Drupal, Pathologic and Corrupted URLs
I’ve been having some technincal issues with this site lately. Strange links to content within the site have been appearing at random. I would insert a hyperlink to an archived post and then, days later, I would come back to see that the URL has been rewritten with a random sub-domain prefix. My domain would appear as www.wqw.robertgomez.org or similar.

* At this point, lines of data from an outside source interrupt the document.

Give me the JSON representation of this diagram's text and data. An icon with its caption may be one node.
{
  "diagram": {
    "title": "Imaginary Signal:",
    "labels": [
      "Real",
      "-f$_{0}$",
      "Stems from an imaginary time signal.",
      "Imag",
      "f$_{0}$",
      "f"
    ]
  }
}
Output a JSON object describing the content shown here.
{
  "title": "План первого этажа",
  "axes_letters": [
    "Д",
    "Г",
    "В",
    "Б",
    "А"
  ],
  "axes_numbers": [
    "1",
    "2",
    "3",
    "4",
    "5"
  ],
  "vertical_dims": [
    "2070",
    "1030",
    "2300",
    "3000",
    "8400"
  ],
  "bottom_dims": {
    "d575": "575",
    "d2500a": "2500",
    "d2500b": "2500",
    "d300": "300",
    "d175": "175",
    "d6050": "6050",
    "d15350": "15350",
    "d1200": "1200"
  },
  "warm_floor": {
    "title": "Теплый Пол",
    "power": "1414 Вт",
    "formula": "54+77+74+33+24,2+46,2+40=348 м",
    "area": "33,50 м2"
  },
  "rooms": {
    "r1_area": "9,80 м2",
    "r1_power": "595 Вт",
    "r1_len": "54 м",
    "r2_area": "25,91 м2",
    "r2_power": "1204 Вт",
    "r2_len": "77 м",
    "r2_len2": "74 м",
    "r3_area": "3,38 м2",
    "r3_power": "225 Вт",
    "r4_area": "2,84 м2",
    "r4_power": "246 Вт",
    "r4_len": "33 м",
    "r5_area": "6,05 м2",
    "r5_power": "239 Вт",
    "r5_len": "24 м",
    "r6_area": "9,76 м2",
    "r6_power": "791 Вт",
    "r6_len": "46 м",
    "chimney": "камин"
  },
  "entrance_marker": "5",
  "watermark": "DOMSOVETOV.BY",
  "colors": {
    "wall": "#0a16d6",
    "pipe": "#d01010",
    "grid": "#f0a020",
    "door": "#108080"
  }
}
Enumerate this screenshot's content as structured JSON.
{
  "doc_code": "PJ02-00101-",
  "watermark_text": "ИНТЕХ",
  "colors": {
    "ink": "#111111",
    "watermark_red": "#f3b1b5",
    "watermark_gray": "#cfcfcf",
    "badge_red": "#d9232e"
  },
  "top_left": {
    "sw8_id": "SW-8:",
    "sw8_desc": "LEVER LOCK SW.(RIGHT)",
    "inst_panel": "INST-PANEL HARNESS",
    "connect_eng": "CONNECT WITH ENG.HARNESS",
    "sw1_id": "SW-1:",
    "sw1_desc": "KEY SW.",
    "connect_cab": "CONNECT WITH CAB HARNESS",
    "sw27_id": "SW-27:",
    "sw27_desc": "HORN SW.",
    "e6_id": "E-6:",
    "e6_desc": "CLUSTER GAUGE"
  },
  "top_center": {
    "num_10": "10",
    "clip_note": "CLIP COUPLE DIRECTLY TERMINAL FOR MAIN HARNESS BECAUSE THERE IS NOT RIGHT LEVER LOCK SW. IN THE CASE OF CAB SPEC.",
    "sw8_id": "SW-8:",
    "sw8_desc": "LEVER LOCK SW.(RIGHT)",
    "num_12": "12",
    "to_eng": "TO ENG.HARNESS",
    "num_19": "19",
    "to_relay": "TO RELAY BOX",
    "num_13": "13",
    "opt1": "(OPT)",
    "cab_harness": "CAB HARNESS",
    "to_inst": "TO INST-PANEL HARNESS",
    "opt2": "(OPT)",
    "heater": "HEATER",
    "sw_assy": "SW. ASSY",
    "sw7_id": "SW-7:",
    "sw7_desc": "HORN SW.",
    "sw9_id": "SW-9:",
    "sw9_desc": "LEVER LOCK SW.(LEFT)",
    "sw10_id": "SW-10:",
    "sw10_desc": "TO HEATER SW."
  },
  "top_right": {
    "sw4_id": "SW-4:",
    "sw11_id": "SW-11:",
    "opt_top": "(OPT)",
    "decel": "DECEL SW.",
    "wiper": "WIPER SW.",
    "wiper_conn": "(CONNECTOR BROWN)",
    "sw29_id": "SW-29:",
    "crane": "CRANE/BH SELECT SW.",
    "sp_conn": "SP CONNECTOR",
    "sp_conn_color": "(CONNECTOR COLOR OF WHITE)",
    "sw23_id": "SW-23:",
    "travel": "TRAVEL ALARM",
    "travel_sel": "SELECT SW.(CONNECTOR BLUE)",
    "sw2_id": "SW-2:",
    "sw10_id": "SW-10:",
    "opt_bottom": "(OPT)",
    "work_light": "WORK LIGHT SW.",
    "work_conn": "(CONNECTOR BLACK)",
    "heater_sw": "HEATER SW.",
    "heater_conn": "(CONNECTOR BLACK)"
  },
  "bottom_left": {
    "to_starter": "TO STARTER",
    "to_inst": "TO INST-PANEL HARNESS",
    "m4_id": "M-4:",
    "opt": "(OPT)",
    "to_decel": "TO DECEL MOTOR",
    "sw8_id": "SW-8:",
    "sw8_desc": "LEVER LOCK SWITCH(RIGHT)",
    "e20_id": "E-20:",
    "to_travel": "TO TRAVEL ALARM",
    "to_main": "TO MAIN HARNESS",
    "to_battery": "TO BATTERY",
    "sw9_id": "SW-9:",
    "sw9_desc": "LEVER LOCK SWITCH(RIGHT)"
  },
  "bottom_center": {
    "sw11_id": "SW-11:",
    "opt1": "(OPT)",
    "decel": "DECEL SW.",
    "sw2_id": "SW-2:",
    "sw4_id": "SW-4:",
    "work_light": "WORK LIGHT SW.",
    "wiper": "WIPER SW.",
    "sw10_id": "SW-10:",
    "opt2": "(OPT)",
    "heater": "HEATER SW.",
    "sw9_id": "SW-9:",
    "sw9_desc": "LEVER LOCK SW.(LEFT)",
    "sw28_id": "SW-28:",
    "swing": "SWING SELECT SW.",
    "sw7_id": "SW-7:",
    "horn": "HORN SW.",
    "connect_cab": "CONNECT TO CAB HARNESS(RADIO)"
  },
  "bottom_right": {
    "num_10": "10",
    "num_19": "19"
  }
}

I am not entirely sure what was going on but I think bots and the Drupal Pathologic module are to blame. Pathologic is a great module that will convert any internal site link into a standardized absolute URL. In my code I would create a link with an href of “node/1098” and Pathologic would convert that href to “http://www.robertgomez.org/blog/2014/03/17/drupal-my-list-essential-modules”. However, I suspect that when various bots crawled my site they used weird sub-domain prefixes in hopes of doing… I don’t know what?! Occasionally, one of these bots must have triggered a cron job, and my links were rewritten with the phony sub-domain. Seems feasible, right? If there is a real reason why this was happening, let me know in the comments.
The bad links could be fixed by opening a node and re-saving them. I used the Resave Nodes module to bulk save everything again. However, by the next morning the bad links had returned. The phony sub-domains were still being crawled. The next step was to use a rewrite rule in my .htaccess file that would force all subdomain traffic to a non “www” prefixed URL of the site. I then re-resaved everything, an so far thing are back to normal. Again, if you know what’s going on, shoot me a comment.